İsrail ve Amerika’nın işbirliğinde yapılan atak ile İran’ın komite kademesinde yapılan değerli tahribatın İran liderliğin bir tek günde toparlanarak savaşa hazır duruma geçmesi, kırk derece sıcaklığın altında sabahtan akşama kadar meydan cadde sokakları dolduran, tek yürek olup haksızlığa karşı haykıran İran halkının direnci takdire şayandır.

Bu somut gerçek, İran toplumunun birliğini şuurlu olarak zayıf olduğunu lanse edenlerin yüzlerine vurulmuş kıymetli bir şamardır.

Değişik tarihlerde ve değişik ülkelerde savaşın durdurulması, barışın sağlanması maksadı ile Amerikan yetkililerinde içinde bulunduğu toplantılar devam ederken Amerika ve İsrail’in hücum planları yapmaları haydut devletlere yakışır niteliktedir.

Bunaltıcı meselelerle iç içe yaşadığımız dünyamızda özgür ve kardeşçe barış içerisinde yaşamak her bireyin isteği olmasa bile, her bireyin hakkı olsa gerek.

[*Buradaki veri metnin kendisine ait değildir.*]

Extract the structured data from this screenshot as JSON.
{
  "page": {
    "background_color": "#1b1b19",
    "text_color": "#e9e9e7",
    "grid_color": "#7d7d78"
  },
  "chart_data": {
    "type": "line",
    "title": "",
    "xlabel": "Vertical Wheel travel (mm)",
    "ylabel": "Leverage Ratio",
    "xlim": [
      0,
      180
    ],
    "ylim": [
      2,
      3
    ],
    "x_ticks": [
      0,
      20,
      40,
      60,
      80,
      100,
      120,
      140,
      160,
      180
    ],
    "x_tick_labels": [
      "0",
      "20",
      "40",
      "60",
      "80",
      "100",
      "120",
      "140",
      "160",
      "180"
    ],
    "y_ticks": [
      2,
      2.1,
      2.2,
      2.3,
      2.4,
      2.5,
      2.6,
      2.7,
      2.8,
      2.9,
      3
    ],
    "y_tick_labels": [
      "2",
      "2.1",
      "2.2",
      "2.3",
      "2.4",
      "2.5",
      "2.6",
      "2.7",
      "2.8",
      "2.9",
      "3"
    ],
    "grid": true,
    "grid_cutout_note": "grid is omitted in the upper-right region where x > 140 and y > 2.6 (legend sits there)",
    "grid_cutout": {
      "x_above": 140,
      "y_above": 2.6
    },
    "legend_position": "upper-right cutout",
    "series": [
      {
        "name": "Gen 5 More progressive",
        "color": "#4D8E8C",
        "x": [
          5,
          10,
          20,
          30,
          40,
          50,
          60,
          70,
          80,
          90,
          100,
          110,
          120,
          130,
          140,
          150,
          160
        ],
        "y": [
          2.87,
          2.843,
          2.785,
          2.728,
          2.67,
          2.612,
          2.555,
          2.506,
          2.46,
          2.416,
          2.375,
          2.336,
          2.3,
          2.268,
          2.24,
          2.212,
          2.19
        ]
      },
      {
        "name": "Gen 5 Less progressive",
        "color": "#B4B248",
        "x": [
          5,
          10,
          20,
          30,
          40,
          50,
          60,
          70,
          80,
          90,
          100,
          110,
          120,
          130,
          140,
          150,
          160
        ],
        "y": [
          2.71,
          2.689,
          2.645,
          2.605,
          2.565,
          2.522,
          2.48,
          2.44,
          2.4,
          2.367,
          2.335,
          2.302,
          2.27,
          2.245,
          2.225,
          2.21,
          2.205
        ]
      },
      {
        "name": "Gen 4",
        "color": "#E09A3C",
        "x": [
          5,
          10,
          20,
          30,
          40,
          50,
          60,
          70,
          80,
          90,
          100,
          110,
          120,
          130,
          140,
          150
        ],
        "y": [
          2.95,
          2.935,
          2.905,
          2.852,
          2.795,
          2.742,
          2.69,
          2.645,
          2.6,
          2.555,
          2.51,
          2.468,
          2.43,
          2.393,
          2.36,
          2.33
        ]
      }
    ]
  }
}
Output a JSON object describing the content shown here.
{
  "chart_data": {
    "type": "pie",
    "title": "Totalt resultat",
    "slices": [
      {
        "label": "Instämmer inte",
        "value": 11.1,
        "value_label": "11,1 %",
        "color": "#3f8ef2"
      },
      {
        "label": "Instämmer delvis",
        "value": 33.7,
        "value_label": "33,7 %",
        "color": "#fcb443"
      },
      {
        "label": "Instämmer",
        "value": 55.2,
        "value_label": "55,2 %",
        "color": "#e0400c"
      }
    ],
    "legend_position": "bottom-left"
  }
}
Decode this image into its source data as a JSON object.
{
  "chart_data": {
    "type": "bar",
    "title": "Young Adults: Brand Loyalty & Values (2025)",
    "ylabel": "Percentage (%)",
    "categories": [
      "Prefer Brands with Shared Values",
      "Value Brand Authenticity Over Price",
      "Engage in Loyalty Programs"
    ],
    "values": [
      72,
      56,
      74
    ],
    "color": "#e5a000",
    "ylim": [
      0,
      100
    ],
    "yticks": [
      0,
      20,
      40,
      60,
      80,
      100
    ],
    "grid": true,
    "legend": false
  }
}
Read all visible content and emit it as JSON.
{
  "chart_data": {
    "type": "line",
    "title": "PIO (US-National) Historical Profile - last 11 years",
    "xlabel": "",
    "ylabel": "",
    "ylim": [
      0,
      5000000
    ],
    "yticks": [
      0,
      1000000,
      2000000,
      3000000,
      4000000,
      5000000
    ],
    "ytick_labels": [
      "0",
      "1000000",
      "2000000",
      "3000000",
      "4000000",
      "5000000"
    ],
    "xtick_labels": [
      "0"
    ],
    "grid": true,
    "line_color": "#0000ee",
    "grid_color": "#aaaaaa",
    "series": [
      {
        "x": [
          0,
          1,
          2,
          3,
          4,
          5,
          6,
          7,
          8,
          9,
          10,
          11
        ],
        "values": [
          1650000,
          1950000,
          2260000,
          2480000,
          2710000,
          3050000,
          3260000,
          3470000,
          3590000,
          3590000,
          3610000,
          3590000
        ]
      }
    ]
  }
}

Bu hakkımı kullanmak isteyen bir birey olarak barıştan yanayım.

Arzulanan gerçek ve samimi barışın sağlanması, Amerika ve İsrail’den beklenebilinir mi? Gerçekten gayri samimi de olsa ateşkes ile ilgili alınan kararlar İsrail’in sınırsız tehditleri altında olduğu bilinmektedir.
İran’ın haklı nedenlerle Hürmüz boğazını kapatması halinde petrol fiyatlarının beklenilenin üzerinde yükselmesi Amerika ve İsrail dahil tüm dünya ülkelelerin halkları kendi başkanlarını sorgulayarak yaşanan problemlerde sorumlulukları tartışılacaktı. Ekonomik sarsıtının giderilmesi gayesiyle başkanlar zorunluklardan kaynaklanan içtenlikle, barışı sağlamaya çalışmaları kaçınılmazdı.

İran’ın Hürmüz Boğazı’nı kapatması dünya iktisadının alabora olması demektir. Bu ekonomik kasırgaya neden olan önderler siyaset sahnesinden silinmeleri muhakkaktır. Dünya halklarıda ağır bedeller öderlerdi.
Nitekim , ABD ve İsral’in İran’a saldırısı sürerken Trump’ın İran’ın Hürmüz Boğazını kapatmaması için Çin’den yardım talebinde bulunması yaşanacak bahametin şuurunda olmasıdır.

İran liderliğin, sarsıcı gücü tartışılmaz silahını kullanmaması dünya barışına samimi katkısıdır. Kullanılmaması kullanılmayacak manasına gelir mi? Dilerim kullanılmaya gereksinim duyulmaz ve kullanılmaz.

Özetle, zorbaların yönettiği günümüz dünyasında, İran liderliği Hürmüz boğazını kapatmaması dünya barışına verdiği kıymet ve duyduğu hasret olsa gerek.

Sevgili kardeşlerim, güzel beşerler tüm çabalarınıza karşın bana ulaşamamanız nedeni ile sitemde bulunuyor ve can güvenliğim gereği ile İran’dan ayrılmamı istiyorsunuz. Taktir edersiniz ki; savaş ortamındayız meselelerin olmaması düşünülemez. Tahrandan selamlar ölümden kaçacak kadar vakit zengini değilim. Dilerim hoş gelecekteki günleri birlikte paylaşırız.